- Author:
-
Rebecca Allinson
(Technopolis)
Send message to Author
- Format:
- Single slot (20 min) presentation
- Mode:
- Presenting in-person
- Sector:
- Private sector / Commercial
Short Abstract
This presentation explores how evaluation evidence shapes real-world decisions, drawing on the FCDO’s Caribbean Resilience Meta-Evaluation. It reveals how timing, communication, relationships, and institutional capacity influence whether evaluations drive action.
Description
Evaluations are often judged by the quality of their analysis, but their real value lies in how far they shape decisions, behaviours, and systems. This presentation explores these dynamics through the Meta-Evaluation of FCDO Support to Improve Resilience in the Caribbean (2024–2025), undertaken under the Evidence Fund. The study examined how evidence from the 2020–2023 Caribbean Resilience Evaluation (CRE) was used, interpreted, and integrated into the UK’s and partners’ approaches to building resilience in one of the world’s most climate-vulnerable regions.

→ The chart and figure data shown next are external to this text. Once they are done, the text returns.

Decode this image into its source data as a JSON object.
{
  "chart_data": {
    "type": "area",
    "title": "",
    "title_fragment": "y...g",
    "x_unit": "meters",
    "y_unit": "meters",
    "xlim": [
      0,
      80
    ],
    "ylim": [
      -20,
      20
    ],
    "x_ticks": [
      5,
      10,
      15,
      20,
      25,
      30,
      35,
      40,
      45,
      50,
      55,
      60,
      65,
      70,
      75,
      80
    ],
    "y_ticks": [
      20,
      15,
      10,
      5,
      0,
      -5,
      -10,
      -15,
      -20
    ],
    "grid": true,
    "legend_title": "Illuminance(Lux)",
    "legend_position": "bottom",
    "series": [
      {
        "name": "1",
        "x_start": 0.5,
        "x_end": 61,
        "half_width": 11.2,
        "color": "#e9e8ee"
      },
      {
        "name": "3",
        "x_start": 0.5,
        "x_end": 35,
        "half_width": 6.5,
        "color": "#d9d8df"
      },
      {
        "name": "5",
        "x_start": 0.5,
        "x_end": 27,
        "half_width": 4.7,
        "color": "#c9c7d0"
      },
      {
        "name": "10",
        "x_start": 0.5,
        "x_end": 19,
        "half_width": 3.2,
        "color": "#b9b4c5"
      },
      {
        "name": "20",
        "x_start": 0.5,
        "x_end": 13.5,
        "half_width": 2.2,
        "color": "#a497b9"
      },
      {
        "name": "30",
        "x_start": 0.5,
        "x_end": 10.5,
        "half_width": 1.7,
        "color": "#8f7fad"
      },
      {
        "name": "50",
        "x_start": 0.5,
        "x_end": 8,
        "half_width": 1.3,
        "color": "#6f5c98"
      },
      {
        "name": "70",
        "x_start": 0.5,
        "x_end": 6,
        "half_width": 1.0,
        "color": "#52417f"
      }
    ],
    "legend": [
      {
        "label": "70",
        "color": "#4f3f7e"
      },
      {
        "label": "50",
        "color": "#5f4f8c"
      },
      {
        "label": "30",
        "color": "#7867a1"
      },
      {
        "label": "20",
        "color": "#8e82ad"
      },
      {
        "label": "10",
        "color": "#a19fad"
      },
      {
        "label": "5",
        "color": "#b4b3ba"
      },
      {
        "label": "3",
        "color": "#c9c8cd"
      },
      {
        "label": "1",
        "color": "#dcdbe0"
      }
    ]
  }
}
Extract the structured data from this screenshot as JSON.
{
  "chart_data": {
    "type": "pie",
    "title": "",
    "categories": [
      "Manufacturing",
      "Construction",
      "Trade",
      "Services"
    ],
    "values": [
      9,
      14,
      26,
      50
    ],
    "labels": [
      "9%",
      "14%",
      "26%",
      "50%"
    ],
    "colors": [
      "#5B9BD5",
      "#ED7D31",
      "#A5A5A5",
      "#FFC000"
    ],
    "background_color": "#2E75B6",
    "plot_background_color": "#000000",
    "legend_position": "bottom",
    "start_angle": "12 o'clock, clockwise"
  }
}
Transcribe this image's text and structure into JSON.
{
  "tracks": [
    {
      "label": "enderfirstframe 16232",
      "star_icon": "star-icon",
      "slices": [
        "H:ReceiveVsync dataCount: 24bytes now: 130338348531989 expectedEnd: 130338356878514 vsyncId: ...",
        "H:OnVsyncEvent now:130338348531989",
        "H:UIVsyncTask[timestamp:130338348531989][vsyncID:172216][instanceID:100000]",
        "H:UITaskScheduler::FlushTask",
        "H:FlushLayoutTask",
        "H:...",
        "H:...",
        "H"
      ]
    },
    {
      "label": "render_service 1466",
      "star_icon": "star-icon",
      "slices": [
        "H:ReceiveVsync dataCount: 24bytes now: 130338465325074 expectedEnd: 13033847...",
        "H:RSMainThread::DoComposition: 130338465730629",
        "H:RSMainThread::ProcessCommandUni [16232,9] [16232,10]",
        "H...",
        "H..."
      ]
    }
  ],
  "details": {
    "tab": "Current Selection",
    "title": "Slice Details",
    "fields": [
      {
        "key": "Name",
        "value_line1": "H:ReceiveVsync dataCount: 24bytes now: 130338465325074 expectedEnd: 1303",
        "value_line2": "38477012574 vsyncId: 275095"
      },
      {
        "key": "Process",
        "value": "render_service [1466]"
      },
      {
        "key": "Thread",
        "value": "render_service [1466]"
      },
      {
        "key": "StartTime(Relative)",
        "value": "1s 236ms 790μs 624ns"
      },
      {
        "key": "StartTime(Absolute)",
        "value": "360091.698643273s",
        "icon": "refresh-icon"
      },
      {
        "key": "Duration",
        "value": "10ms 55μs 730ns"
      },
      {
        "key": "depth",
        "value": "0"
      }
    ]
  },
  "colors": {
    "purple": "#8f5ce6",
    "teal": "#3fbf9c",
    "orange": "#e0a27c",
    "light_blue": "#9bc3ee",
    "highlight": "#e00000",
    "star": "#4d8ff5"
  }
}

The CRE itself assessed a £500 million portfolio of programmes spanning infrastructure, disaster risk management, health-system strengthening, skills, and economic reform.
Using a theory-based, mixed-methods approach, the meta-evaluation drew on documentary review, semi-structured interviews, and outcome-harvesting techniques to trace multiple pathways of influence: instrumental (direct use), conceptual (shaping understanding), process (learning through participation), and symbolic (use to legitimise or communicate alignment). Analysis revealed that evaluation influence is mediated by four primary factors: timing and policy windows, communication and accessibility, institutional relationships and champions, and absorptive capacity and knowledge systems.
Influence was strongest where the CRE coincided with decision-making cycles, notably FCDO’s refresh of its Caribbean Development Strategy 2025–2030, enabling findings to be directly embedded. The evaluation’s legitimacy and participatory design generated ownership among partners, while concise, visual products enhanced usability across institutions. However, influence was constrained by austerity and staff turnover, dense reporting formats, and weak knowledge management systems both within FCDO and across Caribbean governments, which limited organisational learning and continuity.
The study also highlights the temporal dynamics of evidence use. During fiscal contraction, the evaluation was used symbolically and conceptually, to legitimise strategic direction and sustain a shared language of resilience.
The findings underline that evaluation influence is relational and systemic rather than linear. It depends not only on the rigour of evidence, but on the interplay between opportunity, accessibility, trust, and institutional readiness. Evaluations that are timed to align with strategic cycles, co-produced with users, and communicated through layered, user-friendly outputs are far more likely to shape policy and practice.
The presentation will close by reflecting on what this means for evaluators and commissioners across the UK and internationally. It argues for a deliberate “design for use” mindset which treats influence as a process that must be planned, resourced, and sustained beyond publication. For Evidence Fund partners, these insights are informing new approaches to embedding evaluation within organisational learning systems, ensuring that future studies not only generate knowledge but also drive change in policy and practice.